AIG CEO Brian Duperreault clearly hasn’t gotten the memo.
The Intergovernmental Panel on Climate Change has demonstrated that we cannot afford to build any new coal projects and need to phase out existing capacity quickly if we want to have a fighting chance of achieving the goals of the Paris Agreement. The UN Secretary General has called on the world to stop building new coal projects from this year. And 19 insurance companies – including four from the United States – have pledged to stop or limit their coverage of new coal projects.
AIG has acknowledged that climate disasters “have adversely affected our business in the past and could do so in the future”. Yet when it comes to the transition away from coal, the US insurer is missing in action. At a panel at the World Economic Forum in Davos, CEO Brian Duperreault confirmed that AIG will continue to offer insurance for the coal industry.
When questioned by Financial Times editor Gillian Tett, Duperreault called a withdrawal from the coal sector “simplistic”, arguing that coal is “being taken out of the ground because people need it”. Rather than walking away from the coal sector, the CEO said, AIG needs to work with clients who are “looking to transition their companies away from it, whether they’re the ones who produce or use it”.
Brian Duperreault’s argument is spurious. If AIG were indeed concerned about supporting the transition away from coal, the insurer could adopt a policy which rules out support for new coal projects and clients and defines a transition period during which it will still offer coverage to companies shifting away from coal. This is after all what peers like AXA and Zurich have done.

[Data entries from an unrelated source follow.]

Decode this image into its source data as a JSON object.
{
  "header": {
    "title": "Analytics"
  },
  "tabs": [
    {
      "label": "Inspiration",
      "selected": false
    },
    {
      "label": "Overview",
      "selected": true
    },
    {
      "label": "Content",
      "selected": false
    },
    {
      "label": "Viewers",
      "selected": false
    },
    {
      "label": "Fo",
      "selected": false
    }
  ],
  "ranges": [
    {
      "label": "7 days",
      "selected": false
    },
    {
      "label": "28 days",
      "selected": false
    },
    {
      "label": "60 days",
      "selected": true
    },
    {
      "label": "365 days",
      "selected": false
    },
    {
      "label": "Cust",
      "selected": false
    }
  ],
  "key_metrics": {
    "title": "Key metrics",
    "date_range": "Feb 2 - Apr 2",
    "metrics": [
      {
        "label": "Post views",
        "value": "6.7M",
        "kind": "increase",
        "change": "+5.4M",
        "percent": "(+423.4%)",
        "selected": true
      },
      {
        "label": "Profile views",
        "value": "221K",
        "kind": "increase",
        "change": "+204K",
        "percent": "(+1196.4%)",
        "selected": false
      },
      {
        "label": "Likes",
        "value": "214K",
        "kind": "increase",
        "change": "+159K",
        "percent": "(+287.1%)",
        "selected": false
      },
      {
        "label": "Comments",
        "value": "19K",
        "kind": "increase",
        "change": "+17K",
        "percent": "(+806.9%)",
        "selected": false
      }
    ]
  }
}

In comparison, AIG’s support for coal appears to be indiscriminate. According to the insurance intelligence company Finaccord, AIG currently ranks among the world’s three biggest coal insurers. The US insurer even provided coverage to Adani Australia, the developer of the huge Carmichael coal mine in Australia, and has refused to rule out future support for the project.

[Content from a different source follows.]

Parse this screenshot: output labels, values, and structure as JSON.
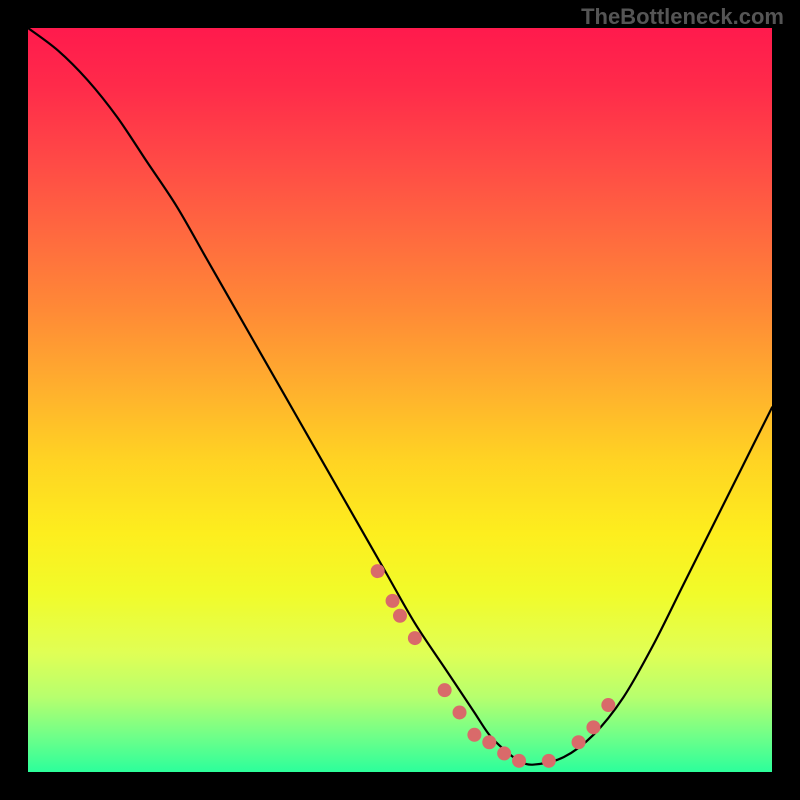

Brian Duperreault acknowledged at the World Economic Forum that AIG was under pressure from its employees to move on sustainability issues. We tip our hat to the courageous insurance professionals who are pushing for tangible climate action within their companies. They will likely not be satisfied by the response they got from their boss in Davos.

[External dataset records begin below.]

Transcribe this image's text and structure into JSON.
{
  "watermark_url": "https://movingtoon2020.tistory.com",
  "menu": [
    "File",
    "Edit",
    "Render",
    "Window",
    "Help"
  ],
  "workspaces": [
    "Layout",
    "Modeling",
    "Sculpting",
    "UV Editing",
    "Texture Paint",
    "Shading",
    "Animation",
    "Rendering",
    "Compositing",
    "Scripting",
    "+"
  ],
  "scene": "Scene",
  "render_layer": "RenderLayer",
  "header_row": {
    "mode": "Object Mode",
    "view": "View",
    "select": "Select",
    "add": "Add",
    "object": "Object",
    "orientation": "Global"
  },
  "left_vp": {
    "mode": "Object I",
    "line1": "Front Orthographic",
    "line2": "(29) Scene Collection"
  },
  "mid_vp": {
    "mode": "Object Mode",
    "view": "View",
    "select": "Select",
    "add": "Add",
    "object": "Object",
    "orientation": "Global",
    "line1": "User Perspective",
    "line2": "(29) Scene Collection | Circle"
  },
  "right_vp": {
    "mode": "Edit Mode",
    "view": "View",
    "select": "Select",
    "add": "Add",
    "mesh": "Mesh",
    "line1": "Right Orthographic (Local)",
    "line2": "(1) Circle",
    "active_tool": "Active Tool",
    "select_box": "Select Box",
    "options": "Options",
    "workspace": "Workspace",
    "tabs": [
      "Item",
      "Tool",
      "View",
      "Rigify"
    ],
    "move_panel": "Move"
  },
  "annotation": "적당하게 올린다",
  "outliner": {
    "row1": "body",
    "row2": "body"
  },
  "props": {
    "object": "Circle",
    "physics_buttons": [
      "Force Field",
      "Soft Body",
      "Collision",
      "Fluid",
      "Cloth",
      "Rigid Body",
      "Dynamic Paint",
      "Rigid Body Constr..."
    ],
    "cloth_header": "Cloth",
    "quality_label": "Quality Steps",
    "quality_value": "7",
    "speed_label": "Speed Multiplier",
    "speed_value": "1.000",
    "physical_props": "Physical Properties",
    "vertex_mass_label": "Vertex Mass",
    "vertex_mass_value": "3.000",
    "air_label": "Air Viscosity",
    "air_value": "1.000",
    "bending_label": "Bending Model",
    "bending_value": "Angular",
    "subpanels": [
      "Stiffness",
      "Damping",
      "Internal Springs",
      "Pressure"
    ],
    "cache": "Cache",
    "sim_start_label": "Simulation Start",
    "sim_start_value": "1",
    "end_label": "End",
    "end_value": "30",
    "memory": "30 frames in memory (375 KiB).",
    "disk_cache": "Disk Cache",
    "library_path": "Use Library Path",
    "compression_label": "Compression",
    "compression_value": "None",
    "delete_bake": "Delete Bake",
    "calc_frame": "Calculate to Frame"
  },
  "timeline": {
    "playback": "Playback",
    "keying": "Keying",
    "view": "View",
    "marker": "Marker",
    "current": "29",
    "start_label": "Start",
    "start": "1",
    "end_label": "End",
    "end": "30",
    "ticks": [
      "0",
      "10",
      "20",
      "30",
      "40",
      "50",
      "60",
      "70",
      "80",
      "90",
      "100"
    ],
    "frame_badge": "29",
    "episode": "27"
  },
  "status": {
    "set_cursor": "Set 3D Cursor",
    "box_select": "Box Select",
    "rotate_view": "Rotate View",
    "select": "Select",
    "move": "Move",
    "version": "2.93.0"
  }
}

BlackRock, another Wall Street titan, recently adopted a sweeping series of climate commitments, including the divestment of its $1.8 trillion in active funds from thermal coal mining companies. BlackRock adopted these measures after its offices and managers were relentlessly protested, blocked and heckled over many months.
As the climate catastrophe takes hold, financial institutions and other companies can avoid serious reputational damage with their employees and the public at large if they act early and decisively. They can also reap benefits if they position themselves for the inevitable low-carbon transition in good time. Again, Brian Duperreault doesn’t seem to have gotten this memo. His company should brace itself for some serious public pressure.